FIG. 1 is a diagrammatic cross-sectional representation of a hydrogen-filled thyratron of the invention; and

FIG. 2 is a schematic block diagram of a circuit employing a thyratron of the FIG. 1 type.

DETAILED DESCRIPTION

The thyratron of FIG. 1 comprises an envelope (30) having three bulb-like interconnected "arms" (31,32,33) each of which contains one or more electrodes. In arm 31 is an anode 34 and two apertured control electrodes (35,36); in each of

arms

32 and 33 is a cathode (37,38), with its associated heater, and a pre-ionisation electrode (39,40). Within the envelope 30, and at the junction between the three arms, is a cylindrical solenoid-type coil (41).

This thyratron operates in the following manner:

If, with the current flowing in the dashed line "left-hand" pathway (between the anode 34 and cathode 38), a magnetic field is generated by the solenoid coil 41 in a direction down into the paper (as viewed), then the electron/ion streams will be bent by the field to the right (as viewed).

With sufficient bending the ion stream will be diverted into the dotted "right-hand" pathway (between anode 34 and cathode 37), and the electrons lost to the walls. The diverted ions will then cause secondary electron emission at cathode 37, and thus the thyratron will have switched the current from one pathway to another--and from one lot of circuitry to the other.

A simple practical application of a thyratron of the type shown in FIG. 1 is represented in FIG. 2. An array of valves (46,48 and 50) each paralleled by a dummy load (47, 49 and 51) is to be protected from internal arcing by a like array of double-cathode thyratrons (43,44 and 45). If an arc occurs in, say, valve 48, thyratron 44 is used to divert the current to dummy load 49 (which has a similar impedance to valve 48). This diversion means that the current through the valve is interrupted without switching off the H.T. supply to the whole system, and thus

valves

46 and 50 will continue to run undisturbed.

When the arc has cleared, thyratron 44 is used to divert the current back to valve 48.

Claims

I claim:

1. A thyratron having:

switching means for switching the current between the current pathways, which switching means comprises in part magnetic-field-producing means in operation producing a plasma-diverting magnetic field acting at the cathode end of the common pathway section, with the position and direction of the field lying across the common pathway section so as to divert the current-carrying plasma away from one and towards the other of the pathways, whereby the current flowing along the one pathway is extinguished and replaced by a current flowing along the other pathway.

2. A thyratron as claimed in claim 1, wherein the magnetic field source itself lies within the current pathway at the cathode end of the common pathway section.

3. A thyratron as claimed in claim 2, wherein the source of the magnetic field is an electromagnet coil, and the coil is suitably insulated by a covering of a nonconductive material impervious to the ambient conditions, is an open, loosely-wound coil having between adjacent turns gaps which are at least comparable in size to the size of the coil wire and its insulating covering, and is located with its axis slightly to one side of the pathway centre line so as to cause the least possible physical obstruction to the plasma.

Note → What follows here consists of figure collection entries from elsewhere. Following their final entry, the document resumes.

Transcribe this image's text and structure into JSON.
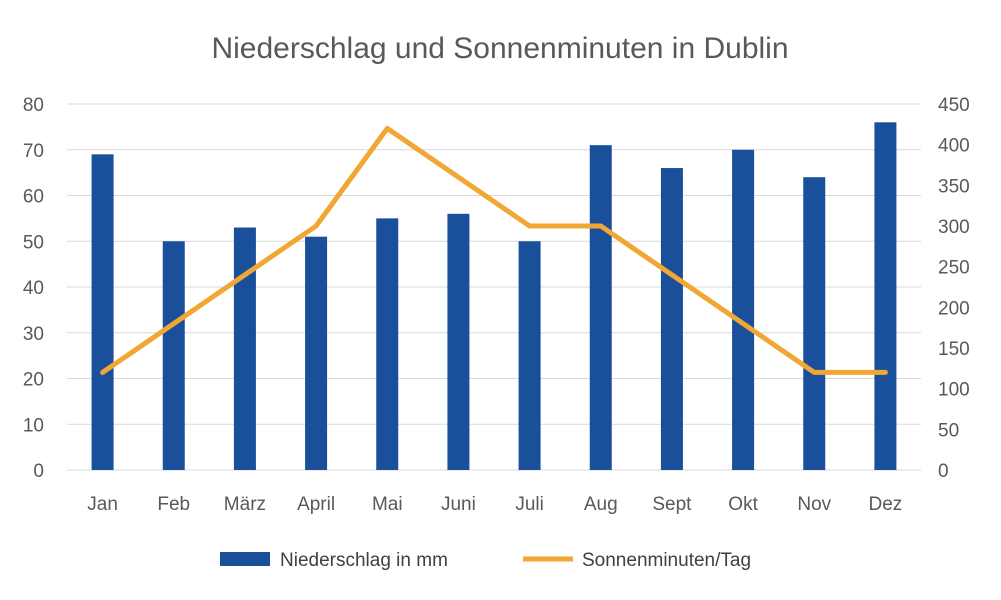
{
  "chart_data": {
    "type": "bar",
    "title": "Niederschlag und Sonnenminuten in Dublin",
    "categories": [
      "Jan",
      "Feb",
      "März",
      "April",
      "Mai",
      "Juni",
      "Juli",
      "Aug",
      "Sept",
      "Okt",
      "Nov",
      "Dez"
    ],
    "series": [
      {
        "name": "Niederschlag in mm",
        "type": "bar",
        "axis": "left",
        "color": "#1a4f9c",
        "values": [
          69,
          50,
          53,
          51,
          55,
          56,
          50,
          71,
          66,
          70,
          64,
          76
        ]
      },
      {
        "name": "Sonnenminuten/Tag",
        "type": "line",
        "axis": "right",
        "color": "#f0a733",
        "values": [
          120,
          180,
          240,
          300,
          420,
          360,
          300,
          300,
          240,
          180,
          120,
          120
        ]
      }
    ],
    "y_left": {
      "min": 0,
      "max": 80,
      "step": 10,
      "ticks": [
        "0",
        "10",
        "20",
        "30",
        "40",
        "50",
        "60",
        "70",
        "80"
      ]
    },
    "y_right": {
      "min": 0,
      "max": 450,
      "step": 50,
      "ticks": [
        "0",
        "50",
        "100",
        "150",
        "200",
        "250",
        "300",
        "350",
        "400",
        "450"
      ]
    },
    "grid": true,
    "legend_position": "bottom"
  }
}
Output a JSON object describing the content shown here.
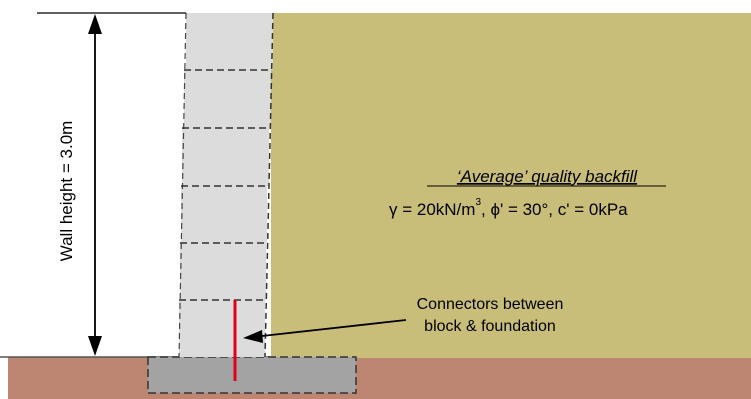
{
  "wall_height_label": "Wall height = 3.0m",
  "backfill": {
    "title": "‘Average’ quality backfill",
    "gamma_symbol": "γ",
    "gamma_text": " = 20kN/m",
    "gamma_exp": "3",
    "phi_text": ", ϕ' = 30°, c' = 0kPa"
  },
  "connector_label": {
    "line1": "Connectors between",
    "line2": "block & foundation"
  },
  "colors": {
    "backfill": "#c9bd7a",
    "ground": "#bd8672",
    "blocks": "#dcdcdc",
    "foundation": "#a3a3a3",
    "connector": "#e0001b"
  }
}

4. A thyratron as claimed in claim 1, which comprises: an envelope containing a gas or vapour filling; a common anode and two cathodes housed within the envelope so as to define two current pathways having a common section of significant length; a plurality of control and/or screen members disposed within the envelope in the current pathway between each anode and cathode pair, and providing two or more apertures through which in operation a plasma-borne current can flow between that anode and cathode pair along that pathway; and means for producing a plasma-diverting magnetic field acting at the cathode end of the common current pathway section and so as to divert the current-carrying plasma away from one and towards the other of the pathways, whereby the current flowing along the one pathway is extinguished and replaced by a current flowing along the other pathway.

5. A thyratron as claimed in claim 1, wherein the magnetic field is concentrated at the cathode end of the common pathway section.